Divorce is a confession of failure in Love's supreme undertaking. No two Christians, who have caught and kept alive the Spirit of Love in the married state, ever were or ever will be, ever wished to be or ever can be, divorced. No one Christian who has the true Christian Spirit of Love toward husband or wife will ever seek divorce unless it be under such circumstances of infidelity or brutality, neglect or cruelty, as render the continuance of the relation a fruitless casting of the pearls of affection before the swinishness of sensuality. The determination of the grounds on which divorce shall be granted belongs to the sphere of the state, and is a problem of social self-protection. The Christian church makes a serious mistake when it spends its energies in trying to build up legal barriers against divorce. Its real mission at this point is to build up in the hearts of its adherents the Spirit of Love which will make marriage so sweet and sacred that those who once enter it will find, as all true Christians do find, divorce intolerable between two Christians; and tolerable even for one Christian only as a last resort against hopeless and useless degradation. To translate Christ's Spirit into the life of the family is a much more Christian thing to do than to attempt to enact this or that somewhat general and enigmatical answer of His into civil law. It is generally a mistake, a departure from the Spirit of the Master, when the Christian community as such turns from its specific task of positive upbuilding of personality to the legal prohibition of the things that are contrary to the Christian Spirit. Laws and prohibitions, statutes and penalties against drunkenness, Sabbath-breaking, theft, murder, gambling, and divorce, we must have. But those laws and penalties are best devised and enforced by the state, as the representative of the average sentiment of the community as a whole, rather than by the distinctively Christian element in the community, which in the nature of things is very far above the average sentiment. Undoubtedly the Christian Spirit is the only force strong enough to save the family from degeneration and dissolution in this intensely individualistic, independent, materialistic, luxurious age. But we must rely mainly on the Spirit working within, not on a law imposed from without; on the healing touch of the gentle Master, not on the hasty sword of the impetuous Peter.
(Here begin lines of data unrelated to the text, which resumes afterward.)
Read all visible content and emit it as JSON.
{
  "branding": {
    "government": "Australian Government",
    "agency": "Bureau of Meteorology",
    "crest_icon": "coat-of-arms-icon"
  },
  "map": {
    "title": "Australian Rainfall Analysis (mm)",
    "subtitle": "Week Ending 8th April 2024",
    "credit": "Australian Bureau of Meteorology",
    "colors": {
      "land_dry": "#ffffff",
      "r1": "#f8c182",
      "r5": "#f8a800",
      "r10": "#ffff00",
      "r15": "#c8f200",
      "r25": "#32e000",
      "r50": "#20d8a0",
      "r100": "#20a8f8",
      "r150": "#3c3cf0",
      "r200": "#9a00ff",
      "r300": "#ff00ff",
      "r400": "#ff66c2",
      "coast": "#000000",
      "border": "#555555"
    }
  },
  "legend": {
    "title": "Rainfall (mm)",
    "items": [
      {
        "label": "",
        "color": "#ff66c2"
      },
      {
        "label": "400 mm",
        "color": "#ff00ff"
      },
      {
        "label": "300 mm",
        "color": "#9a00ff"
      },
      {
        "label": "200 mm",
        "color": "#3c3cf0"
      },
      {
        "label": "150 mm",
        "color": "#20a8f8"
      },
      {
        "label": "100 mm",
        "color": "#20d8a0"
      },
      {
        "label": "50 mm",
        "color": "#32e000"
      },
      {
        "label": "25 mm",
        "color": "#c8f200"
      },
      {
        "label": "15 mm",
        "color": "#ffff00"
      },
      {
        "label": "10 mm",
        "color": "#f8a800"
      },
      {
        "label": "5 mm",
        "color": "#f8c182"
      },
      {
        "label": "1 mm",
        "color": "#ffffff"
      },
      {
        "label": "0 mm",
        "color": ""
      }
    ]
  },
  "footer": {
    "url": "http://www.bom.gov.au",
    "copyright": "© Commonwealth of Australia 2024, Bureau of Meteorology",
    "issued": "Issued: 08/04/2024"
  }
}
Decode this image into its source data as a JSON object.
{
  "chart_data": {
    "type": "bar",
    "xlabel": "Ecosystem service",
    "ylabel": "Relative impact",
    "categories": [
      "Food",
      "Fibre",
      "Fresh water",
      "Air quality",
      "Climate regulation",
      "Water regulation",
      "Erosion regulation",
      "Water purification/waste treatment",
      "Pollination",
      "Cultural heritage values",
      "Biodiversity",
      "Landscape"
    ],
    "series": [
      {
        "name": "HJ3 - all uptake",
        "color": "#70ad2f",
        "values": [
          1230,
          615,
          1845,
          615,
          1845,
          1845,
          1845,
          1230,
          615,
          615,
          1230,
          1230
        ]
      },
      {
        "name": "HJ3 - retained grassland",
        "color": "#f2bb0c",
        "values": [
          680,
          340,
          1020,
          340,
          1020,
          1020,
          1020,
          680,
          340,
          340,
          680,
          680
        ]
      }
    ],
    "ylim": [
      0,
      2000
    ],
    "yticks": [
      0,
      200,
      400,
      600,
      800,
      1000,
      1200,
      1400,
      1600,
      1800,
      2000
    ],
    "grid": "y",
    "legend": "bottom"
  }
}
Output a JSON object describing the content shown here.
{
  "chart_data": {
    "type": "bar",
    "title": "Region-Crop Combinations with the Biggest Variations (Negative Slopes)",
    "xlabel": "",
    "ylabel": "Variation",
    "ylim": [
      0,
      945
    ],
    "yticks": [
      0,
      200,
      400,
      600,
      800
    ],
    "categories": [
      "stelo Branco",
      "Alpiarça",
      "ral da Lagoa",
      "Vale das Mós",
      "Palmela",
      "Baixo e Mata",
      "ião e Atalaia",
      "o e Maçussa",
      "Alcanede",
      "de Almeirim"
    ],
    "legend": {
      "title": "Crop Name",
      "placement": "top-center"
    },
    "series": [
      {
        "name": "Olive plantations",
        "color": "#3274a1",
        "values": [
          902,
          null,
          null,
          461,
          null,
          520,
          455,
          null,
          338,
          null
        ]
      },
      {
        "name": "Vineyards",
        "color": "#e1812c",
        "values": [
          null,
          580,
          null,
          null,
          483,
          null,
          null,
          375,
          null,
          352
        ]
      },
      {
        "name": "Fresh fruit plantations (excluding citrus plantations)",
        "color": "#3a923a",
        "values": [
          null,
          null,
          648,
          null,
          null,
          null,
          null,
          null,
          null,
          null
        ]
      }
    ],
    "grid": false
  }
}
"It was said also, Whosoever shall put away his wife, let him give her a writing of divorcement; but I say unto you, that every one that putteth away his wife, saving for the cause of fornication, maketh her an adulteress; and whosoever shall marry her when she is put away committeth adultery."
Love fulfils at once the law of truth-telling and the law against swearing; for words spoken in Love need no adventitious support. The appeal to anything outside one's self, and one's simple statement, is clear evidence that there is no Love, and therefore no truth within. Love has no desire to deceive, and hence no fear of being disbelieved. To back up one's words with an oath is to confess one's own lack of confidence in what one is saying, and to invite lack of confidence in others. Anything more than a plain statement of fact or feeling comes out of an insincere or unloving heart. Of course here, as in the case of divorce, what is the obvious and only law for the disciple of Jesus may or may not be wise for the civil authorities to enact into law and impose upon all. If the state and the courts think an oath helpful, the sensible Christian usually will conform to public custom and requirement; even though for him the practice is superfluous and meaningless.